I reached for my cigarette case then, and said, “I seem to be important as hell around here. Jones, you’d better put handcuffs on Gail while he’s out. He’s the brains of the outfit.”

VII

We sat in old E.B. Jonathan’s private office, and from the way Cedric Boniface had told the story, you’d have thought I should have gone into the law library and committed hari-kari.

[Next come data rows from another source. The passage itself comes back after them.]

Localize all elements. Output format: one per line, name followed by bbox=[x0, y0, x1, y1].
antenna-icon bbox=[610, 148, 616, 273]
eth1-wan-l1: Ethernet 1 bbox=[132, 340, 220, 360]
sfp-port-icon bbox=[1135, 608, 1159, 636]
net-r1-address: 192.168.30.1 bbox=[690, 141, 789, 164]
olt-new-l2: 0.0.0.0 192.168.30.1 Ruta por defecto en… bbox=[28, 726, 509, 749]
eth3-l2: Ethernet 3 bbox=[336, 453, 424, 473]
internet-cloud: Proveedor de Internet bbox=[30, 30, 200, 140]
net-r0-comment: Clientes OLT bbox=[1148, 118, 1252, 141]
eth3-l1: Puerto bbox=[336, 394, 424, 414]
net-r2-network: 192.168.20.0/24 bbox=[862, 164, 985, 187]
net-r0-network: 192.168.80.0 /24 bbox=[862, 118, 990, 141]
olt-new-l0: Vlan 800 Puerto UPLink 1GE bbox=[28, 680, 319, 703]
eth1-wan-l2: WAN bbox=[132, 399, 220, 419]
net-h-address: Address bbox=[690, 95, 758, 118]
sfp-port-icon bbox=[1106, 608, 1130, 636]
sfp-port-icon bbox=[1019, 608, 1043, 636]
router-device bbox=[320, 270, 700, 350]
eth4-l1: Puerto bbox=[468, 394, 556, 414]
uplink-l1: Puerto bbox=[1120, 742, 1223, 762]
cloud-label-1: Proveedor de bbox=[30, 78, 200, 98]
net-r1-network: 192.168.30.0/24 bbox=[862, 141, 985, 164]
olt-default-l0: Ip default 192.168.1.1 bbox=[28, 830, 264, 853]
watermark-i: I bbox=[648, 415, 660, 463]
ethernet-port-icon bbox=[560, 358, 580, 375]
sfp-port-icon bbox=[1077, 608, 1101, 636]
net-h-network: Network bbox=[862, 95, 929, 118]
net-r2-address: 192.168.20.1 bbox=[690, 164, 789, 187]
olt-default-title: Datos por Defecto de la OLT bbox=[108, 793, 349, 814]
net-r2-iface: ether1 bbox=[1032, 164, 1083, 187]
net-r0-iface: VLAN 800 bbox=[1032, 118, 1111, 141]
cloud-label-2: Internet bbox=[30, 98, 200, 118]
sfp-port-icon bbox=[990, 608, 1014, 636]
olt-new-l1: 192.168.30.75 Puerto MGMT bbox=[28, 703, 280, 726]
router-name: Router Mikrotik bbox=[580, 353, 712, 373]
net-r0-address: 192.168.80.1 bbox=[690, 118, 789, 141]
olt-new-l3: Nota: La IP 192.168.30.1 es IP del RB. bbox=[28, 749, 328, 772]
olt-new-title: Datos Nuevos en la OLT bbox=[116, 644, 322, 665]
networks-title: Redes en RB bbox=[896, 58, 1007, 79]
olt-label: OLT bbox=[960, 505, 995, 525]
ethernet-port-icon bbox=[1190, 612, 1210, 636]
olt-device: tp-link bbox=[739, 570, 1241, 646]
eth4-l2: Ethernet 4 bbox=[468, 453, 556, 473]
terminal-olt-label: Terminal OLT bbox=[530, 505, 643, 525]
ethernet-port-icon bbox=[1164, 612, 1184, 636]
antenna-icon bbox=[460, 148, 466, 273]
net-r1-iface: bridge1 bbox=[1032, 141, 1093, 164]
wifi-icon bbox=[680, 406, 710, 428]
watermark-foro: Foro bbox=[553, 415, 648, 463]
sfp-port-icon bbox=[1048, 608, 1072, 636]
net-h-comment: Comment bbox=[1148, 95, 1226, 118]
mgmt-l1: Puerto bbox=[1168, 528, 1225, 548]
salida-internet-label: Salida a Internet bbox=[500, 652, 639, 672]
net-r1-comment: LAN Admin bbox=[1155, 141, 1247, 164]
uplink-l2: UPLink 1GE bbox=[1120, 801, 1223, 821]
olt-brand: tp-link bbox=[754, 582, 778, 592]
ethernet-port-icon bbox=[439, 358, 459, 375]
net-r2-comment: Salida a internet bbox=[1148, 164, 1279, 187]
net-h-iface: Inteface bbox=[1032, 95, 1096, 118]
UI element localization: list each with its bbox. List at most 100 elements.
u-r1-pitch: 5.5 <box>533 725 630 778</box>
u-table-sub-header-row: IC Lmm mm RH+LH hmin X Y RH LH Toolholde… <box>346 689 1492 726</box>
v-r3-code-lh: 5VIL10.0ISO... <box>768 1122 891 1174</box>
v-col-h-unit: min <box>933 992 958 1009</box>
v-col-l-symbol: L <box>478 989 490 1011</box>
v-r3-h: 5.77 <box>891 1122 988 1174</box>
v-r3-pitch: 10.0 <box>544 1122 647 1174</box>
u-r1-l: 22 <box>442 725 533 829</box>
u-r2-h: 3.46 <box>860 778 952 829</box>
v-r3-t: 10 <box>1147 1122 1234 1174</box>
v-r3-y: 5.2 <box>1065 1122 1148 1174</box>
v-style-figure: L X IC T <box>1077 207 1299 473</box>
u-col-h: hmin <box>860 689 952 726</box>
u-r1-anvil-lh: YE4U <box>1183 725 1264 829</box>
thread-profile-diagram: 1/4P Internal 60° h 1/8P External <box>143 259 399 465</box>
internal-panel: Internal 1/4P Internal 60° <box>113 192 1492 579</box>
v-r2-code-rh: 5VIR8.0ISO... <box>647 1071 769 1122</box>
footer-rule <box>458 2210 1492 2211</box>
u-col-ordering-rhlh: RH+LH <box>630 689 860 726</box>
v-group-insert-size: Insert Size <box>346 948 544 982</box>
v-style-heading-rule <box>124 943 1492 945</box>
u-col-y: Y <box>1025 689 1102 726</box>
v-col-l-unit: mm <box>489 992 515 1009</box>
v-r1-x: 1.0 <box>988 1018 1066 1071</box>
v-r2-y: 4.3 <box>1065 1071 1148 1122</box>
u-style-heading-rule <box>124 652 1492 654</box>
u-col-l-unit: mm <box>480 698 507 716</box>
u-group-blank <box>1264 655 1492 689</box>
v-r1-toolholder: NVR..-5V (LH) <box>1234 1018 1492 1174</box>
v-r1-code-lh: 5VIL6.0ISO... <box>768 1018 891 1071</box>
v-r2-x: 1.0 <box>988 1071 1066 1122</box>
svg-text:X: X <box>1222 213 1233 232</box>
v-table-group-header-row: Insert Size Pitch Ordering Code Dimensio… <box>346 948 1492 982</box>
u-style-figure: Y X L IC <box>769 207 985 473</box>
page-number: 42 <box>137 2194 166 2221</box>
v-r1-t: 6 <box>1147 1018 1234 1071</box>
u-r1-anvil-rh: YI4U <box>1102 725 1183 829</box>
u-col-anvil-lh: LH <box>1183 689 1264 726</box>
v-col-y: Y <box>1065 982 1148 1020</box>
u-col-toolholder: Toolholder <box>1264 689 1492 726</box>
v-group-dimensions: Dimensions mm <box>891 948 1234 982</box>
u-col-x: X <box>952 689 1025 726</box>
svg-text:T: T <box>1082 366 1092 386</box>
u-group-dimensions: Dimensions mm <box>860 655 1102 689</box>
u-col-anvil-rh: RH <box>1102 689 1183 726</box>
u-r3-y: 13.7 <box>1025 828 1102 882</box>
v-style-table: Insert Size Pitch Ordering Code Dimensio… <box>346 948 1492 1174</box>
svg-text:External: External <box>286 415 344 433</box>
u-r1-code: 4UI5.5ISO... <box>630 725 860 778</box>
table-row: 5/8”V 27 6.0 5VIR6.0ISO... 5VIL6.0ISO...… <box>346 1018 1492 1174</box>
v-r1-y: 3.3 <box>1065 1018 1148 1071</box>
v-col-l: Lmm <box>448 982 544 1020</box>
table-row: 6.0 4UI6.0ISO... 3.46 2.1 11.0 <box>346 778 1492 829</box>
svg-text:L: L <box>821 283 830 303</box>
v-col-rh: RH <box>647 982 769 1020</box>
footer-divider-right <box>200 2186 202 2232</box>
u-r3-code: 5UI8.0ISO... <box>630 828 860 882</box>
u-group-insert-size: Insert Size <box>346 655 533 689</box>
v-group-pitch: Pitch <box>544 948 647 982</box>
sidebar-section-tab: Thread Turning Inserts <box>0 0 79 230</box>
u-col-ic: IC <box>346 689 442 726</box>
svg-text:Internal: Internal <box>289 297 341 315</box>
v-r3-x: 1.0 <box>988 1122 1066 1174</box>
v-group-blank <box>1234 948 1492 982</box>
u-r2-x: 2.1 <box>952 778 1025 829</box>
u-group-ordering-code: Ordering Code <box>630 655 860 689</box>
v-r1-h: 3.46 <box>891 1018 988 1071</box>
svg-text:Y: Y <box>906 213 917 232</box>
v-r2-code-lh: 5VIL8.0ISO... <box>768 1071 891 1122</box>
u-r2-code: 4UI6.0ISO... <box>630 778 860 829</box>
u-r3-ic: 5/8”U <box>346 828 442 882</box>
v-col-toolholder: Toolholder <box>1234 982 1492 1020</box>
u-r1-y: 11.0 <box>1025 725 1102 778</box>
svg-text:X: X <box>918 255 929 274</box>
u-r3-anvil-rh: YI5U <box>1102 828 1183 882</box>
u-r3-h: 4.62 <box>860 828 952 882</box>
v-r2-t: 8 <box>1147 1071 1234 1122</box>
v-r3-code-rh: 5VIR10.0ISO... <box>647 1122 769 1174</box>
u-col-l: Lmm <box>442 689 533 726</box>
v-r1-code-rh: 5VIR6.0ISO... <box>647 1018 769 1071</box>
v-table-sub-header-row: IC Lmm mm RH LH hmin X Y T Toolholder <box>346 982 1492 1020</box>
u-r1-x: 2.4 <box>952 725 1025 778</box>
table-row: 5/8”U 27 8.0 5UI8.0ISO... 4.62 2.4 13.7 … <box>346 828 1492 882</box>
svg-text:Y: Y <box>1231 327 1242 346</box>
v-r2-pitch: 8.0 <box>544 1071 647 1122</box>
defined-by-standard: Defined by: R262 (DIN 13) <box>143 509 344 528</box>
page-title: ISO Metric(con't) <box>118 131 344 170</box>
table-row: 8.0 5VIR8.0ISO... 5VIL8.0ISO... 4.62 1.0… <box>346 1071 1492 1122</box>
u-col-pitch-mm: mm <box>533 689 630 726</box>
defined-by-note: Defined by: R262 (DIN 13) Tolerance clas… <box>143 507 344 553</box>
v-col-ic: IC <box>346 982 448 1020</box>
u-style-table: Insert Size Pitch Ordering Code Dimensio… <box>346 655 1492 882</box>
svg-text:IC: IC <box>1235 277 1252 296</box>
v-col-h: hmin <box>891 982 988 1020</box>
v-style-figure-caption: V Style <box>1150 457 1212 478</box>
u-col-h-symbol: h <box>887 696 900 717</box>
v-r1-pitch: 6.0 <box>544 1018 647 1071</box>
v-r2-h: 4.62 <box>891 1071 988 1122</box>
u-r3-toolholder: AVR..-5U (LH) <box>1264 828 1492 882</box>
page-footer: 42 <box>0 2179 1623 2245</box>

“It was,” he concluded, “the most disgraceful exhibition of crude, vulgar violence I have ever seen. I warn you, Mr. Jonathan, that such tactics will result in the loss of our professional reputation. I am willing to admit that the case was solved, but only because I kept my head sufficiently to realize the full import of the statements made by the witnesses.

“The damning thing, the incredible thing, is that Peter Wennick, a man in our employ, should have actually gone out to the scene of the crime and planted evidence. If he had found that gun and thought it had any significance he should have reported it to the police. I demand that Wennick be discharged. We cannot afford to jeopardize our reputation.”

Old E.B. looked at me sternly over the tops of his bifocals. “Wennick,” he said, “you have heard the charges made by my junior partner. Because of your zeal, I am not going to let you out. But I warn you that if anything of this sort happens in the future, you will be discharged without so much as a day’s notice. Do you understand?”

“I understand,” I said.

Cedric Boniface got up and stalked pompously from the office. At the door he turned and said, “This is against my better judgment. If you keep him on, you will have to assume full responsibility.”